In doing so, the Aussie pair draws cues from the Fed’s hawkish wagers while hesitantly complimenting RBA Governor Philip Lowe’s readiness for higher rates. It’s worth noting that RBA Assistant Governor (Economic) Luci Ellis’ job market concerns contribute to the Aussie pair’s negative pressure. “High inflation is destructive and corrosive,” said RBA Governor Philip Lowe in testimony to the House Economics Committee on Friday morning in Asia. The policymaker also indicated; we are not done yet on rates”.
On a related note, Federal Reserve (Fed) officials were fairly hawkish, citing solid US statistics to support the US Dollar and weigh on the AUDUSD price. Among them, St. Louis Federal Reserve President James Bullard and Cleveland Fed President Loretta Mester were the most recent to support the dollar. “Continued policy rate rises can help lock in a disinflationary trend until 2023, even with sustained growth and healthy labor markets,” said Fed hawk Bullard, “by keeping inflation expectations low.” On the same topic, Fed’s Mester indicated that the Fed will need to move over 5% and remain there for a time.
The decision-maker also stated that she is not ready to indicate if the Fed needs to raise interest rates further at the next policy meeting, but she does not want to surprise the markets. Data from the United States have recently pushed back calls for the Federal Reserve’s (Fed) policy shift.

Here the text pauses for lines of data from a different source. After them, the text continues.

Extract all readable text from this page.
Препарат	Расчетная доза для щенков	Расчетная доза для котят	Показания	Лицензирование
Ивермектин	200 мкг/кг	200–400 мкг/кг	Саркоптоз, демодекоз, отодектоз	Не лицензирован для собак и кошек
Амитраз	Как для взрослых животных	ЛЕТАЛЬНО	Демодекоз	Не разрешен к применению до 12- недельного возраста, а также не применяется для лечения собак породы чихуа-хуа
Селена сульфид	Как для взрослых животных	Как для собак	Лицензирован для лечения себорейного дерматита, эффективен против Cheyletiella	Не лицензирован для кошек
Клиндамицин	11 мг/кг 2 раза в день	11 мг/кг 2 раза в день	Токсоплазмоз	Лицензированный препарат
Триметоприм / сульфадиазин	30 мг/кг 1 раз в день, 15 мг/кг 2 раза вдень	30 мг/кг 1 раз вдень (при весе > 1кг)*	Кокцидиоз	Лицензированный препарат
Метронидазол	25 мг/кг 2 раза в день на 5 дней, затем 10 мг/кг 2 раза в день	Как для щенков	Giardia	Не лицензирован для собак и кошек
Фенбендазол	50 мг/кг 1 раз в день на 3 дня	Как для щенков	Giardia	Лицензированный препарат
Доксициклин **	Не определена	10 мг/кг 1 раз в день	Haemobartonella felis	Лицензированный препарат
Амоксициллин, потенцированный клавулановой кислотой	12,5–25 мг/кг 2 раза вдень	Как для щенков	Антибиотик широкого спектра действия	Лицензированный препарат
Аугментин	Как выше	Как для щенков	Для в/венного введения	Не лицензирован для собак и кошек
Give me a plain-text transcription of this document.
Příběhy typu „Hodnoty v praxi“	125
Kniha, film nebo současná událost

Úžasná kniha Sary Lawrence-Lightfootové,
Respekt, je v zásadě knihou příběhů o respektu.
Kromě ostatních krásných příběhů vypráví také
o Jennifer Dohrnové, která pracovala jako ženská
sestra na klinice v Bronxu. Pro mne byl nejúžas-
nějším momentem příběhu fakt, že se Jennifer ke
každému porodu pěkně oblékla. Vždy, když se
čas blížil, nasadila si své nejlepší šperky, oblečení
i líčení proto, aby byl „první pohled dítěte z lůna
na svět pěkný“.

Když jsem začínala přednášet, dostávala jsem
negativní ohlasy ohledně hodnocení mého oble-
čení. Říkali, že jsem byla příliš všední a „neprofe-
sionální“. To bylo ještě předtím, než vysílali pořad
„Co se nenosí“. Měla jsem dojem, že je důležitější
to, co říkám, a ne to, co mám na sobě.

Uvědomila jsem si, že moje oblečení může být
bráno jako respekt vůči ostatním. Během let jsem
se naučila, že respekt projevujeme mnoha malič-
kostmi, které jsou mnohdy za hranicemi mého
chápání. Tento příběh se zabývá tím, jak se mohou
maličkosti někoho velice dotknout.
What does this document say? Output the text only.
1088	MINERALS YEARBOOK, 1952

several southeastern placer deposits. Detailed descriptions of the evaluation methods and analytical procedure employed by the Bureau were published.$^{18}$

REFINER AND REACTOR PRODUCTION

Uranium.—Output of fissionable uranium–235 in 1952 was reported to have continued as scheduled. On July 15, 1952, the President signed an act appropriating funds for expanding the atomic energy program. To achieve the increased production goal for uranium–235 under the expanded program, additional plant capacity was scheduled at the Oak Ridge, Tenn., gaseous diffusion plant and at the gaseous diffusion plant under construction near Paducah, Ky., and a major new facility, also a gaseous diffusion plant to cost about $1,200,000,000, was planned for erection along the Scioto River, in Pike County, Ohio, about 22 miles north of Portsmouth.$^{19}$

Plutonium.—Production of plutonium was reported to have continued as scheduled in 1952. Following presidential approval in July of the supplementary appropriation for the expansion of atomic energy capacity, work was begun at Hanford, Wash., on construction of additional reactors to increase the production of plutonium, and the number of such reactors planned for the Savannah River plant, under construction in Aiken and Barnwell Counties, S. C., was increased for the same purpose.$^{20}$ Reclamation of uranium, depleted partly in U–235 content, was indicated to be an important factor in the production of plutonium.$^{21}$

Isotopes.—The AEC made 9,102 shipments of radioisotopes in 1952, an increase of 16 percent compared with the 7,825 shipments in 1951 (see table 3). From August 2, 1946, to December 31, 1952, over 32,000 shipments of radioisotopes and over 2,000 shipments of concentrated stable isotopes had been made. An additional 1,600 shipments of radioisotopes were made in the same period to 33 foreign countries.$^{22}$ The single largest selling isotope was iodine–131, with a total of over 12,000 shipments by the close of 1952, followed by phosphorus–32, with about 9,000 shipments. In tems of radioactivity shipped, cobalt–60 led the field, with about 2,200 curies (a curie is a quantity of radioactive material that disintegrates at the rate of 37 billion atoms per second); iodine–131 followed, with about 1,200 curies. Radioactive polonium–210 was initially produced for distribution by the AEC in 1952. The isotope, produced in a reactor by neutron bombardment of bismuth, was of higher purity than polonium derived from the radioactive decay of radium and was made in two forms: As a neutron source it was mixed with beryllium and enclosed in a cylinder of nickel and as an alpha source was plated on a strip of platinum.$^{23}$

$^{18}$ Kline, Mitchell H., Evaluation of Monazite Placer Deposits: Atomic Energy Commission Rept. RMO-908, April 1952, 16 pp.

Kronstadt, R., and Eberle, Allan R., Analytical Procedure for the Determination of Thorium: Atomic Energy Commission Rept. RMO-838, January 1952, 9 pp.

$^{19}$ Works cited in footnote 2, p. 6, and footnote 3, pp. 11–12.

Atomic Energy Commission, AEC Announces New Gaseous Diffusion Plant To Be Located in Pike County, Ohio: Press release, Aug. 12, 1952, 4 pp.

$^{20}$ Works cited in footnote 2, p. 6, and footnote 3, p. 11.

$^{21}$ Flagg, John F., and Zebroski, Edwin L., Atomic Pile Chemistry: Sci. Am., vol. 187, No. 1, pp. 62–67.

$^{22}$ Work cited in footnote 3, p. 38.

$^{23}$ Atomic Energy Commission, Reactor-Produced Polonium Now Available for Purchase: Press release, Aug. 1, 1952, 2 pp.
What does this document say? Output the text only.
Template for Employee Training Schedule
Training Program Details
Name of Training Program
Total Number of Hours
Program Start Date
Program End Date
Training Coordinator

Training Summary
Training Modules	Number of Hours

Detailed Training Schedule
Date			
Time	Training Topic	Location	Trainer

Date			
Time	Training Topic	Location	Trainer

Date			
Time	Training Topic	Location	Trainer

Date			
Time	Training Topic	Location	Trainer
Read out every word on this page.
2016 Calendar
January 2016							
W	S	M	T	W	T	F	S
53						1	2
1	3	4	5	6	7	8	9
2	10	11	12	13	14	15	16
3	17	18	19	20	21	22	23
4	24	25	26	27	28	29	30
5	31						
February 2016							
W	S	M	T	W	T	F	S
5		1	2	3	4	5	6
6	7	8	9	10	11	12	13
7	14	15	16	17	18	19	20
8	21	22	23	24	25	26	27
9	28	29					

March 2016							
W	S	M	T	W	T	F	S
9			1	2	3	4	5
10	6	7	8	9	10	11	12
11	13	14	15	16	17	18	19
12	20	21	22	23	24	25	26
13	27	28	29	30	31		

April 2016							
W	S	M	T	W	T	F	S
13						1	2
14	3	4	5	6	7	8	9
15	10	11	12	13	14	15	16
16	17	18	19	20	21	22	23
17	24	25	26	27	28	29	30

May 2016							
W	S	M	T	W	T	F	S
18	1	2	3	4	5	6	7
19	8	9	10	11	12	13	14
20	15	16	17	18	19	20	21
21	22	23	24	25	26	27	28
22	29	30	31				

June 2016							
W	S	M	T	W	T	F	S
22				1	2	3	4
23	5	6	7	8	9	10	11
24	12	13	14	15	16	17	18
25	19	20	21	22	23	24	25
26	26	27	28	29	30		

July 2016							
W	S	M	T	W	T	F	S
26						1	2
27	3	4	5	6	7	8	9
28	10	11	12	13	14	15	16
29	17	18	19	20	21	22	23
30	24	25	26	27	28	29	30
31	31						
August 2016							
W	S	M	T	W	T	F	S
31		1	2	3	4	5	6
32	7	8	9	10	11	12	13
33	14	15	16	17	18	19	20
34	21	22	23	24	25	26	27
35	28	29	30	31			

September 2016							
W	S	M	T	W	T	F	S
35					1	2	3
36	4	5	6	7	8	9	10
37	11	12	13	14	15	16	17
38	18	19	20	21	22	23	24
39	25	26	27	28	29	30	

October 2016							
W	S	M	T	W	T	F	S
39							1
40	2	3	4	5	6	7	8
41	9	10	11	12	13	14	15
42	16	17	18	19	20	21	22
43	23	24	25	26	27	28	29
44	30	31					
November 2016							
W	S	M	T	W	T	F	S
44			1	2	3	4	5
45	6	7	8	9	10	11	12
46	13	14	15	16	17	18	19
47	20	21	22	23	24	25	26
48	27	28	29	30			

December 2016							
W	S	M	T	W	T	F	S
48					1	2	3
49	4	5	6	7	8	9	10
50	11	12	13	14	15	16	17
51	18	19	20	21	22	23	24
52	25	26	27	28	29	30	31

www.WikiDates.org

However, the most recent FED WATCH report from Reuters indicates that the interest rate futures market expects US rates to peak at 5.25% by July before falling to 5.0% by the end of the year.
Strong US data boosts US Treasury bond rates and the US Dollar, weighing on the AUDUSD.
The newest US figures highlight the Producer Price Index (PPI) for January, which increased by 0.7% month on month, the largest since June.
The improvement in US Initial Jobless Claims for the week was also favorable for the US Dollar. 194K compared to 200K projected and 195K previous. Alternatively, a drop in January Housing Starts and the Philadelphia Fed Manufacturing Survey for February seems to have gotten some notice. During an interview with NBC News, US President Joe Biden launched shots at his Chinese counterpart while relaying expectations for a meeting with the Chinese leader.
Wall Street finished in the red, with the S&P 500 Futures down 0.30% intraday as of press time. It is worth noting that the US 10-year Treasury bond with the latest print of 3.86%, yields increased to the highest levels in 2023, while its two-year equivalent likewise printed slight advances to conclude the day around 4.64%, making rounds to the highest levels since November 2022. The US Dollar Index (DXY) rose to a six-week high of 104.23 before falling to 104.03 by Thursday’s close.